The Brand and Reputation executive education program is taught by Tuck professors Kevin Lane Keller and Paul Argenti, two of the leading scholars and teachers in these fields. Over the course of two-and-a-half days of learning, they provide the latest and most comprehensive frameworks on the art and science of managing corporate reputation and brand, and provide individual attention to participants on their own brand strategy and reputation challenges.
From the first day of class, Jackson was impressed by the clear and practical frameworks the professors presented, which were based on real business examples from Keller and Argenti’s clients, books, and MBA case studies. “I remember they laid out a beverage company’s different brands on a matrix,” Jackson says, “and they taught us how to think about the spectrum of brands and customers within one portfolio. It was really helpful to see how other companies were thinking about brand strategy.”
Later on, participants worked through a case study modeled on the reputation and communication challenge presented by the Malaysia Airlines Flight 370 that disappeared in 2014. As Jackson recalls, it was a high-pressure scenario where managers had to think about communication not just for the company, but especially for the families of the missing passengers. “What I took away was that urgency is really important in these situations,” she says. “Even if you don’t have all the answers, you need to communicate something along the way, and tell people you’re working on getting the answers.” Jackson has taken some of those lessons to TripIt: if there’s a problem, communicate early and often, and share your progress with customers.
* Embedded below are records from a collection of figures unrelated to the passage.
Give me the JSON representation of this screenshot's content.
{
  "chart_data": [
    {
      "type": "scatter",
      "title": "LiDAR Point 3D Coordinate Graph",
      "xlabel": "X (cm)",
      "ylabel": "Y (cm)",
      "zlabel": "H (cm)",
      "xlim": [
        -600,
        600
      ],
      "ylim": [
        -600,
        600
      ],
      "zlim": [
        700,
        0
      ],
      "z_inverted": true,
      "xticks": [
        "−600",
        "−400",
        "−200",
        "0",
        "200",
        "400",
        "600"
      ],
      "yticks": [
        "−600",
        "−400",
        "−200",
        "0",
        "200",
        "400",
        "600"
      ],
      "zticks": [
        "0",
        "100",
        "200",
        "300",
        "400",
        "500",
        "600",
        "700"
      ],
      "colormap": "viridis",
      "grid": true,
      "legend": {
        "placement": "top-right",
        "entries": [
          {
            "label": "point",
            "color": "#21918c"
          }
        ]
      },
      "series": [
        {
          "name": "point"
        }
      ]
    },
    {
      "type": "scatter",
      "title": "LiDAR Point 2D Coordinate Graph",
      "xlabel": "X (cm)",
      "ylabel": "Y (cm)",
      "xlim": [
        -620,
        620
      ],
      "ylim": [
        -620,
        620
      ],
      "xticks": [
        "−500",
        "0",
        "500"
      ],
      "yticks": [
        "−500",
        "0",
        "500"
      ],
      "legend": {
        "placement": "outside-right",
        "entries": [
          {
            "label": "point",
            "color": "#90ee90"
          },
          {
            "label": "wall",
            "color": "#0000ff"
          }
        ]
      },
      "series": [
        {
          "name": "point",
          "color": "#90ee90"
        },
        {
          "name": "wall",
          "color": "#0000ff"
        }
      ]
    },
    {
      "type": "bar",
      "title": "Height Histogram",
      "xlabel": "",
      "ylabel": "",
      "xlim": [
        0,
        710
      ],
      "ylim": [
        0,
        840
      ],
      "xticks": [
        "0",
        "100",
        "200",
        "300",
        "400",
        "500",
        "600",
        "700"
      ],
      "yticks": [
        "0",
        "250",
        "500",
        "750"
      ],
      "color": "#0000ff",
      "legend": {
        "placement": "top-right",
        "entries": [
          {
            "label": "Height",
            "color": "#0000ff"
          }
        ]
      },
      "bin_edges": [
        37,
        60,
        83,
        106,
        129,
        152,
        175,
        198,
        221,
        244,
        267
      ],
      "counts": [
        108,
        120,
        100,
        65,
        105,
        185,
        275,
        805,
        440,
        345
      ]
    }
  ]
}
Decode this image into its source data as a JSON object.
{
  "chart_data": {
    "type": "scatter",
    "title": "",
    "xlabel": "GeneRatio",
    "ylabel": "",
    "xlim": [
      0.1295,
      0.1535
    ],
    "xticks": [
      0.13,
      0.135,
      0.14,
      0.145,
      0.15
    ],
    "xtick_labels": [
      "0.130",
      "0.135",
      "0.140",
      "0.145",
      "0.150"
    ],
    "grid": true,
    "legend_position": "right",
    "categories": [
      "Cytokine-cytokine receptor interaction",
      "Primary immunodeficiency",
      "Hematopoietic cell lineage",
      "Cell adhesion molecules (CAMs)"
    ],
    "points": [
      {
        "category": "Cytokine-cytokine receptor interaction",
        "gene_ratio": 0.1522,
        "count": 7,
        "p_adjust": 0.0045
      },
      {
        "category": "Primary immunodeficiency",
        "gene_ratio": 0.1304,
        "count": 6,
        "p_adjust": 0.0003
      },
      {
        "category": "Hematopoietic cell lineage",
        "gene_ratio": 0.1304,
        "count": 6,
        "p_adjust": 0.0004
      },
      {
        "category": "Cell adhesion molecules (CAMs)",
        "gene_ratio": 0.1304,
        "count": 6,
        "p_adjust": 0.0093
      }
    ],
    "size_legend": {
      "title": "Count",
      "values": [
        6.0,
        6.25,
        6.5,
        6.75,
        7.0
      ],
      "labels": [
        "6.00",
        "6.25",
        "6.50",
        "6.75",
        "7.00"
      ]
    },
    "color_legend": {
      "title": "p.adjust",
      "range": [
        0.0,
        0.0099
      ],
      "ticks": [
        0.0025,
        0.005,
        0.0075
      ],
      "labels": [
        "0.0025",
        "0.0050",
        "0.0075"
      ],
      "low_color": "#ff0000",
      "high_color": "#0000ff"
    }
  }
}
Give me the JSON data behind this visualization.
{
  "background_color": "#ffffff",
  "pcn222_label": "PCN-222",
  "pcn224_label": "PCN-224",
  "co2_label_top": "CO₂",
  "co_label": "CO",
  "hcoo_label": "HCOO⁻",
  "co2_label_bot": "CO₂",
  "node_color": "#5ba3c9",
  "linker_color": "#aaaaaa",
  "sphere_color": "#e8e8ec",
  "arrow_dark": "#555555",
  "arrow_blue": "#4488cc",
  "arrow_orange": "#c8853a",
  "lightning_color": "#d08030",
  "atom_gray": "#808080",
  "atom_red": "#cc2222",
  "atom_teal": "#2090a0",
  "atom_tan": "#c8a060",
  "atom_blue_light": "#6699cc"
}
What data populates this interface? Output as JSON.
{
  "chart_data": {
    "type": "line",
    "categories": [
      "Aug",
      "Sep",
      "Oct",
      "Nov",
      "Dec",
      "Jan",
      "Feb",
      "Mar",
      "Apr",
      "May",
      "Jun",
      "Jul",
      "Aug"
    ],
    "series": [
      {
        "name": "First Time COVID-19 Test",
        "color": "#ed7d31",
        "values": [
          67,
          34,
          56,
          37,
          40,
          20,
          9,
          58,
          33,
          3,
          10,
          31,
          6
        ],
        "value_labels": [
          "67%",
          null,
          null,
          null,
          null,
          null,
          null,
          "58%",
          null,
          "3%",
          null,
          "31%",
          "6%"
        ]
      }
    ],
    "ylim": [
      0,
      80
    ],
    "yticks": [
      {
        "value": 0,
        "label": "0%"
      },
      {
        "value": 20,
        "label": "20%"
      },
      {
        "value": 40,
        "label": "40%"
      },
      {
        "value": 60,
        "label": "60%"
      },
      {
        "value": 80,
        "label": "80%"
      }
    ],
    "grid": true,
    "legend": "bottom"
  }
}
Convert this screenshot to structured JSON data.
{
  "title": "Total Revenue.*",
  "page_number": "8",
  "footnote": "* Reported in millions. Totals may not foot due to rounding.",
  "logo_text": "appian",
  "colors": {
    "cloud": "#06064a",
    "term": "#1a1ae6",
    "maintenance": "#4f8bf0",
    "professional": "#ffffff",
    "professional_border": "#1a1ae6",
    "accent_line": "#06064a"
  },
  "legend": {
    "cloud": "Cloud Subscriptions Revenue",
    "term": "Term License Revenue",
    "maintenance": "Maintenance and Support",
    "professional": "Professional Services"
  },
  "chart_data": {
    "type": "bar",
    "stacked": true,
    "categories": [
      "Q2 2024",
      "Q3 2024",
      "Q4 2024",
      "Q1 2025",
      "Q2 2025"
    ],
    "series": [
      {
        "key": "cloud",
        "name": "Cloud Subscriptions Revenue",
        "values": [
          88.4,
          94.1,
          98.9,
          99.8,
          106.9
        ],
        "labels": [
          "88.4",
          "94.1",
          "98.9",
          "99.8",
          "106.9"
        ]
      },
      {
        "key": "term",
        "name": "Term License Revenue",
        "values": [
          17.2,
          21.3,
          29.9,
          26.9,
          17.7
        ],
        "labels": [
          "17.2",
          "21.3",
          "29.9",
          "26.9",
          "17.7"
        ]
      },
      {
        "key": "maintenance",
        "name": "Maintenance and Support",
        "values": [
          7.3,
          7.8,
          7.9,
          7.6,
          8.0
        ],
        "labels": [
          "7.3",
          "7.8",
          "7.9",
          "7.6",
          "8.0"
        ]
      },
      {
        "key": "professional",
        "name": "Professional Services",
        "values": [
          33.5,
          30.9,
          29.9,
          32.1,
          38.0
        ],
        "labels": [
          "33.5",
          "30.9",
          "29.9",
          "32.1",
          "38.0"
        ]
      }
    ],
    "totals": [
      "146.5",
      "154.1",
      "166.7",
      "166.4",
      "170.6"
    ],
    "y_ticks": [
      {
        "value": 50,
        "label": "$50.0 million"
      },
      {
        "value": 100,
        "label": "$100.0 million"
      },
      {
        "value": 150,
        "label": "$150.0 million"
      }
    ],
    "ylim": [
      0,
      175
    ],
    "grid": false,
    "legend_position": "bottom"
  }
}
Another valuable moment came when the participants were asked to share with each other a challenge they are facing at their company. Jackson’s challenge—the relationship between the TripIt and Concur brands—was chosen as the one for the whole class to discuss, and Keller and Argenti provided personal advice and feedback on the matter separately.
Within two months of finishing the Brand and Reputation program, Jackson was promoted to senior director of brand strategy and consumer marketing for TripIt and Concur’s traveler business group. She applied her new skills right away, starting with creating up-to-date TripIt brand guidelines and messaging frameworks inspired by examples from the course. She also reflected on a lesson from the program that, as a longtime employee at Concur, resonated with her: that corporate culture is a vital aspect of a brand, and it’s something that can’t be easily outsourced to an agency. “I felt like that was really something I could bring to the table in this new role: knowing our team, the founders, and the history of the company. It allowed me to infuse our culture into the brand guidelines, so they felt familiar and authentic.”